Dürer's Melencolia I
Even though we are now able to scan the brain and demonstrate the actual effects of mood changes, there is still no more powerful visual image of profound depression and its symptoms than Dürer's engraving of 1514. This print evokes in the viewer a visceral and intellectual response even without understanding the specifics of the iconography.

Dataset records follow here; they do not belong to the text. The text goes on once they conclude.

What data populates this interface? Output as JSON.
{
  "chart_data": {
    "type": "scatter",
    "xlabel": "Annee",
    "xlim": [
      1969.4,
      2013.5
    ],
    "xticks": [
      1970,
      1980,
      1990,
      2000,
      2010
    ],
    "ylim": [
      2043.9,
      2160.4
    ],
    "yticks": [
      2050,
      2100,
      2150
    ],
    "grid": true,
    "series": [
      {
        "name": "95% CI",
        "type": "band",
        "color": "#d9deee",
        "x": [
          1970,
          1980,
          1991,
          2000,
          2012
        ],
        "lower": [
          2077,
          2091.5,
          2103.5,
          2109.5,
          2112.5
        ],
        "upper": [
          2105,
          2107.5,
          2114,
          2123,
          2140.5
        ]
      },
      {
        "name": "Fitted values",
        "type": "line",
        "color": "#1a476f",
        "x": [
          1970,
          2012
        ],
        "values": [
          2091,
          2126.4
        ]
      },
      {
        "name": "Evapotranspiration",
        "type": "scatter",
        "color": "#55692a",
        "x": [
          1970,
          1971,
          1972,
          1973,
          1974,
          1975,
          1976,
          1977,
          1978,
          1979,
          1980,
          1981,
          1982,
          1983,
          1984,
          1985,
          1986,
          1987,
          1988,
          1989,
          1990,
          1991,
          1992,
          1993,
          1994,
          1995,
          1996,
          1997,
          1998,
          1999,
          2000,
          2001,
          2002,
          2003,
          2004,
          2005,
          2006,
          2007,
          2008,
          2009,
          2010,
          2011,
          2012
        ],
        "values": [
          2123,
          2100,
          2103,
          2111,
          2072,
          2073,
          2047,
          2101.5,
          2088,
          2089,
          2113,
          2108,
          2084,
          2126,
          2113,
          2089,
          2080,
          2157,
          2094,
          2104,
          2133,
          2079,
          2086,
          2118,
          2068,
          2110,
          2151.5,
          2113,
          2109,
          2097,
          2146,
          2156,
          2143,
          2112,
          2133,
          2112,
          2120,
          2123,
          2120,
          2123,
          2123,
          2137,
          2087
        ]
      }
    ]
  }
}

The gloomy, forbidding figure slumped in a cold, darkly shadowed landscape, appears deep in her own inner world. She seems paralyzed by her thoughts, unable to stir or make use of the tools of creativity and pleasure surrounding her. Her tangled hair and unkempt appearance, her brooding gaze and lack of eye contact convey a riveting sense of despair, as do the starving, moribund dog curled in a fetal position, the scribbling cherub oblivious of all around him, and the bat shrieking against the heavens. This is not transient sorrow but a mediation on the powerlessness and hopelessness of the human spirit overwhelmed by the feelings of life's futility.

"Portrait of the Artist"?
The distinguished art historian Erwin Panofsky memorably referred to Melencolia I as Dürer's "spiritual self-portrait." We know, indeed, that Dürer thought of himself as melancholic and frequently experienced dejection and a sense of "powerlessness" in the face of the staggering intellectual and technical demands he placed on himself. But Dürer's energy and talent clearly turned periods of depression into an exploration of the inner self, which combined with his careful observation of the external world, resulted in works such as this splendid engraving. While not directly autobiographical, Melencolia I does seem quintessentially to define the deeply experienced paradox of the Renaissance artist-philosopher, "who feels inspired by celestial influences and eternal ideas, but suffers all the more deeply from his human frailty and intellectual finiteness."